By: J. David Chapman/December 28, 2017

I am the incoming president of the Central Oklahoma Commercial Association of Realtors. The organization was created by petitioning the National Association of Realtors for a commercial overlay local board to serve the needs of commercial real estate practitioners in the central Oklahoma area.

Every member of COCAR is therefore a member of NAR. NAR was second only to the U.S. Chamber of Commerce in the amount of money spent lobbying the government last year. When it became evident the president and Congress were serious about passing the first meaningful tax reform since 1986, lobbyists at NAR got busy. So, how did they do?

In the end, industry analysts predict the new tax code will strengthen demand in the multifamily sector and spur corporations to put more money into real estate assets and new development. Commercial property owners appear to be the significant beneficiaries of the new bill. The 1031 exchange provision will remain in place, and commercial property owners will still be entitled to a full mortgage interest deduction, in addition to benefiting from the reduced corporate tax rate of 21 percent. The tax bill reduces the depreciation period for multifamily and commercial properties to 25 years instead of the previous depreciation period for multifamily of 27.5 years and commercial properties of 39 years.
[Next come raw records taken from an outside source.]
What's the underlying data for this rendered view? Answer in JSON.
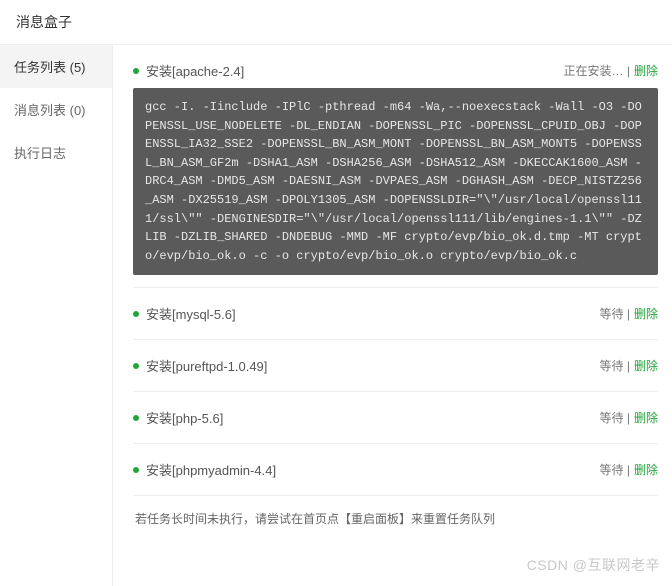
{
  "header": {
    "title": "消息盒子"
  },
  "sidebar": {
    "items": [
      {
        "label": "任务列表 (5)"
      },
      {
        "label": "消息列表 (0)"
      },
      {
        "label": "执行日志"
      }
    ]
  },
  "tasks": [
    {
      "title": "安装[apache-2.4]",
      "status": "正在安装… |",
      "delete": "删除",
      "console": "gcc -I. -Iinclude -IPlC -pthread -m64 -Wa,--noexecstack -Wall -O3 -DOPENSSL_USE_NODELETE -DL_ENDIAN -DOPENSSL_PIC -DOPENSSL_CPUID_OBJ -DOPENSSL_IA32_SSE2 -DOPENSSL_BN_ASM_MONT -DOPENSSL_BN_ASM_MONT5 -DOPENSSL_BN_ASM_GF2m -DSHA1_ASM -DSHA256_ASM -DSHA512_ASM -DKECCAK1600_ASM -DRC4_ASM -DMD5_ASM -DAESNI_ASM -DVPAES_ASM -DGHASH_ASM -DECP_NISTZ256_ASM -DX25519_ASM -DPOLY1305_ASM -DOPENSSLDIR=\"\\\"/usr/local/openssl111/ssl\\\"\" -DENGINESDIR=\"\\\"/usr/local/openssl111/lib/engines-1.1\\\"\" -DZLIB -DZLIB_SHARED -DNDEBUG  -MMD -MF crypto/evp/bio_ok.d.tmp -MT crypto/evp/bio_ok.o -c -o crypto/evp/bio_ok.o crypto/evp/bio_ok.c"
    },
    {
      "title": "安装[mysql-5.6]",
      "status": "等待 |",
      "delete": "删除"
    },
    {
      "title": "安装[pureftpd-1.0.49]",
      "status": "等待 |",
      "delete": "删除"
    },
    {
      "title": "安装[php-5.6]",
      "status": "等待 |",
      "delete": "删除"
    },
    {
      "title": "安装[phpmyadmin-4.4]",
      "status": "等待 |",
      "delete": "删除"
    }
  ],
  "footer": {
    "note": "若任务长时间未执行，请尝试在首页点【重启面板】来重置任务队列"
  },
  "watermark": "CSDN @互联网老辛"
}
Commonly used real estate entities referred to as pass-through entities such as partnerships and LLCs will benefit from a lower tax rate, and partners in these entities will now be taxed at their individual tax rate less a 20-percent deduction for business expenses.

On the home-purchasing front, the new tax framework will continue to allow for mortgage interest deductions; however, it eliminates the deduction for home equity loans. As has been widely reported, the new $10,000 cap on the deductions for state and local taxes will likely put a higher tax burden on residents of high-tax states, including New York and California. I doubt people will actually move from the desirable, high-tax cities as long as the cities maintain high-wage jobs and high-end amenities.

Those of you that know me know I am not a really political advocate; however, I am proud to lead an organization that deploys assets to protect the industry that I love. Thanks, NAR.